- Fruitland Location within the state of Utah
- Coordinates: 40°12′46″N 110°50′23″W﻿ / ﻿40.21278°N 110.83972°W
- Country: United States
- State: Utah
- County: Duchesne
- Elevation: 6,624 ft (2,019 m)
- Time zone: UTC-7 (Mountain (MST))
- • Summer (DST): UTC-6 (MDT)
- ZIP codes: 84027
- GNIS feature ID: 1437564

= Fruitland, Utah =

Unincorporated community in the state of Utah, United States

Fruitland is an unincorporated community in western Duchesne County, Utah, United States, on the Uintah and Ouray Indian Reservation.

==Description==

The community lies along U.S. Route 40, 25 miles west of the city of Duchesne, the county seat of Duchesne County. Its elevation is 6,624 feet (2,019 m). Although Fruitland is unincorporated, it had a post office until 2015. Mail sent to Fruitland's ZIP code of 84027 is delivered to the old post office location by a Post Office Highway Contract worker. There is a public mail box but no other Post Office services are available.

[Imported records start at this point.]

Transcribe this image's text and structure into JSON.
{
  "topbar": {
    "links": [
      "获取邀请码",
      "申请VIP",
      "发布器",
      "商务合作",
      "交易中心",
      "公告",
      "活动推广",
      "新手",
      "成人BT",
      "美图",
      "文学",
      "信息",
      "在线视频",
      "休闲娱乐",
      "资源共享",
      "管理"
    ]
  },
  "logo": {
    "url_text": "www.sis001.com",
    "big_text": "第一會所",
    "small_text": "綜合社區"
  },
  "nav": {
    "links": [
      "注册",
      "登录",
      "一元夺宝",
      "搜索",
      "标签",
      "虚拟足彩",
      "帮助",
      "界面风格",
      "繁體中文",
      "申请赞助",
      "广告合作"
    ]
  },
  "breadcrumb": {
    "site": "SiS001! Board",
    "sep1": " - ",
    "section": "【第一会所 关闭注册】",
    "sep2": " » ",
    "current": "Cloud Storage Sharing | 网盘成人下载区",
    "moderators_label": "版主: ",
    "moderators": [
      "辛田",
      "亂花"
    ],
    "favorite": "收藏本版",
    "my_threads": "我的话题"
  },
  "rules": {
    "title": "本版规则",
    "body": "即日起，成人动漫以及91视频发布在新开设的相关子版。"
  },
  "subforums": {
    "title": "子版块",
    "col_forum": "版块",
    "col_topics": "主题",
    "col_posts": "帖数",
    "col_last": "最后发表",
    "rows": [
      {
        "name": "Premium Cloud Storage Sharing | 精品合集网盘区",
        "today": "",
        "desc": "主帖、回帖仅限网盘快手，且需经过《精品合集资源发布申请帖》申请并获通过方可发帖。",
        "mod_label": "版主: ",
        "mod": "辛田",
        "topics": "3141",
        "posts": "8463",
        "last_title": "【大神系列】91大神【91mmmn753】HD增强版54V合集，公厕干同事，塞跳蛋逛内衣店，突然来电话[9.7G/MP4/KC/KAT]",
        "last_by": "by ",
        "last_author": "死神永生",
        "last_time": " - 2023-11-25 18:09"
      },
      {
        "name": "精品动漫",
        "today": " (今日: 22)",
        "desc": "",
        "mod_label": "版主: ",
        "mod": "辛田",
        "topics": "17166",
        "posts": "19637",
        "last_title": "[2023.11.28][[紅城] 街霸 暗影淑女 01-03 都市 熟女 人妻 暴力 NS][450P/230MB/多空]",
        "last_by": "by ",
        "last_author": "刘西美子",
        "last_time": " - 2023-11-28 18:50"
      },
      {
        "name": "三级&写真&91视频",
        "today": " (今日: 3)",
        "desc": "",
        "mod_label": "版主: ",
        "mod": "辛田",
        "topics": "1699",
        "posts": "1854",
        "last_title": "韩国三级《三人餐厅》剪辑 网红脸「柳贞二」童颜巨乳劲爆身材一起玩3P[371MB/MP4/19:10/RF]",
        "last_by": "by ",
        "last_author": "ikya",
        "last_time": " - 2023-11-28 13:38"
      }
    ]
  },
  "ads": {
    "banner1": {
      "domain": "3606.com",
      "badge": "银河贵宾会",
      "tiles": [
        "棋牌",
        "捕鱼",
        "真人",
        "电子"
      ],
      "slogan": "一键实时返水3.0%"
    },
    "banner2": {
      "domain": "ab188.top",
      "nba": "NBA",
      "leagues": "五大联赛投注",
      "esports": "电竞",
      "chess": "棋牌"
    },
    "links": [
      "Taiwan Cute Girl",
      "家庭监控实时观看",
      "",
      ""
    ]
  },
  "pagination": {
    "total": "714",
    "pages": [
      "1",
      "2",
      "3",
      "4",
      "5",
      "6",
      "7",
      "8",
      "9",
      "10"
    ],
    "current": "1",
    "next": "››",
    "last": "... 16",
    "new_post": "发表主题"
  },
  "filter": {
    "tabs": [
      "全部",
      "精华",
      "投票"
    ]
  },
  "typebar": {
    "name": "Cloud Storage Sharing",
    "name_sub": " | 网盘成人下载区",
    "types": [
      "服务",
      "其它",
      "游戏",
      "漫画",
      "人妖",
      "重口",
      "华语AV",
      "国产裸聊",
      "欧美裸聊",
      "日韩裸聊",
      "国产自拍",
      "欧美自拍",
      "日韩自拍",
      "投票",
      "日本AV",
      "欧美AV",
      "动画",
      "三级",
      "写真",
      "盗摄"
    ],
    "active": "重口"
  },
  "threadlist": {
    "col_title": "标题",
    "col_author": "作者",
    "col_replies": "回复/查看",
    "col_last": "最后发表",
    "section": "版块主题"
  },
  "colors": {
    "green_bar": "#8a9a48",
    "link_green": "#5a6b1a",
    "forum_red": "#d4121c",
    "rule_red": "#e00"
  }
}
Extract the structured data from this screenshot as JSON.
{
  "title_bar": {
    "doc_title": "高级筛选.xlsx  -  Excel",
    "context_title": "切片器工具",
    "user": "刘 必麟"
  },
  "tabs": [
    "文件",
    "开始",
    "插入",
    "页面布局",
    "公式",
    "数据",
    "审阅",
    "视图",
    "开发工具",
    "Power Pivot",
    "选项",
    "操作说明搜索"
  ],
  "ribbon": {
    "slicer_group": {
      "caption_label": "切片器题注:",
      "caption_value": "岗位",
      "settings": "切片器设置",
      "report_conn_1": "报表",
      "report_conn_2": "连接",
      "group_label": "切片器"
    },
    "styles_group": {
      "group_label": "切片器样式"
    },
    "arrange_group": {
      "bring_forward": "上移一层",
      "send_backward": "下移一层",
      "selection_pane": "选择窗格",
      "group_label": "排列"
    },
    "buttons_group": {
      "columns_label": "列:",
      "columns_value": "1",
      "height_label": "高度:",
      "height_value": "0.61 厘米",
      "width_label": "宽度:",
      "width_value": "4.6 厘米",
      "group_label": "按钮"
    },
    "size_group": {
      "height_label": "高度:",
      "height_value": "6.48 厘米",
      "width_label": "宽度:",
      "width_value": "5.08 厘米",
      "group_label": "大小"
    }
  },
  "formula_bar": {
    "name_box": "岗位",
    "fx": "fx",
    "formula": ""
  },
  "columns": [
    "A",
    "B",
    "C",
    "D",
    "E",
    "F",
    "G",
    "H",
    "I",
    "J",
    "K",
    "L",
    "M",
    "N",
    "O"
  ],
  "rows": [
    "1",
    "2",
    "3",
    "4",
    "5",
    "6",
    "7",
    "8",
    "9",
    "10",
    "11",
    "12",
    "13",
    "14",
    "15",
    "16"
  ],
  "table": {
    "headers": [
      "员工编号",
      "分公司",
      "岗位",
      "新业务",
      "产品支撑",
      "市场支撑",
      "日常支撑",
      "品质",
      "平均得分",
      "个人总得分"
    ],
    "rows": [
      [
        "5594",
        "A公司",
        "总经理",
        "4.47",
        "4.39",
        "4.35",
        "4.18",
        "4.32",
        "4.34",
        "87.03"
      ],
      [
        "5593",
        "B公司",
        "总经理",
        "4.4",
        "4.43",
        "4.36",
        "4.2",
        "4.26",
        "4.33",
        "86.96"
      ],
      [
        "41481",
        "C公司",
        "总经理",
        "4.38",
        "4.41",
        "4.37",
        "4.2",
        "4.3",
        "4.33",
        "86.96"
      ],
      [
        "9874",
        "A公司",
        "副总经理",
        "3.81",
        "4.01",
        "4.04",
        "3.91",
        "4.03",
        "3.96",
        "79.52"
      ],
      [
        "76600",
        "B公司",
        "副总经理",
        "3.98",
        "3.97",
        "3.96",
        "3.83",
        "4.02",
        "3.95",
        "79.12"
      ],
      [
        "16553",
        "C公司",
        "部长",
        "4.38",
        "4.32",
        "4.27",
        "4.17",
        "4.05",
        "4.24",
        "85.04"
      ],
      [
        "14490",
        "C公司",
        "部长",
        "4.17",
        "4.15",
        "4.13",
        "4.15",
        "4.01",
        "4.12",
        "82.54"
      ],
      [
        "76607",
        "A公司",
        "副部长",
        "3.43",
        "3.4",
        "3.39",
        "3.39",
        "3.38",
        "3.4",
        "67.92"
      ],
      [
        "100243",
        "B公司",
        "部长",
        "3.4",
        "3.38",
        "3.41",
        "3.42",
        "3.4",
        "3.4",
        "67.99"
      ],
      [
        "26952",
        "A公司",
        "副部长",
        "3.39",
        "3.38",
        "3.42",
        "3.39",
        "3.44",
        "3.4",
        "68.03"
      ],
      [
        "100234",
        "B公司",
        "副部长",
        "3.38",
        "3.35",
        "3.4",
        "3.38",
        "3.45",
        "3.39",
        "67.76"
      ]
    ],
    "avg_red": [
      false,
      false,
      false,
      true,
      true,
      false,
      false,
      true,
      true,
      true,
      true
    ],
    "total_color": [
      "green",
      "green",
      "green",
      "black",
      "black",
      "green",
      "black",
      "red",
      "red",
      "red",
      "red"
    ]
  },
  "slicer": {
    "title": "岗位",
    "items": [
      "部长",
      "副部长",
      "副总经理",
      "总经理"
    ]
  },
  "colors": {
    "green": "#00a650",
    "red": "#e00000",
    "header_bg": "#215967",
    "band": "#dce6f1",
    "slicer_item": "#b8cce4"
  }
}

Fruitland has an active Special Services District, which brings high quality low priced water to local homes and farms. It has several large pump facilities treating and supplying water to the area. Many homes have private wells and others take their water tanks to the SSD fill location.

Fruitland has a busy local store with basic groceries, gas, diesel and a cafe. The last census, in 2016, counted 539 people. Many homes in the area are recreational. Surrounded by Strawberry, Starvation, Red Creek and Current Creek reservoirs Fruitland is popular for fishing and water recreation. The reservoirs freeze in the winter, bringing many ice fishers.

The settlement was originally called Rabbit Gulch, but unscrupulous land developers renamed it Fruitland in 1907, hoping to draw the unwary to buy land that was unsuitable for growing any kind of fruit.

Historical population
| Census | Pop. | Note | %± |
| 1920 | 202 |  | — |
| 1930 | 121 |  | −40.1% |
| 1940 | 146 |  | 20.7% |
| 1950 | 127 |  | −13.0% |
Source: U.S. Census Bureau

==Climate==
This climatic region is typified by large seasonal temperature differences, with warm to hot (and often humid) summers and cold (sometimes severely cold) winters. According to the Köppen Climate Classification system, Fruitland has a humid continental climate, abbreviated "Dfb" on climate maps.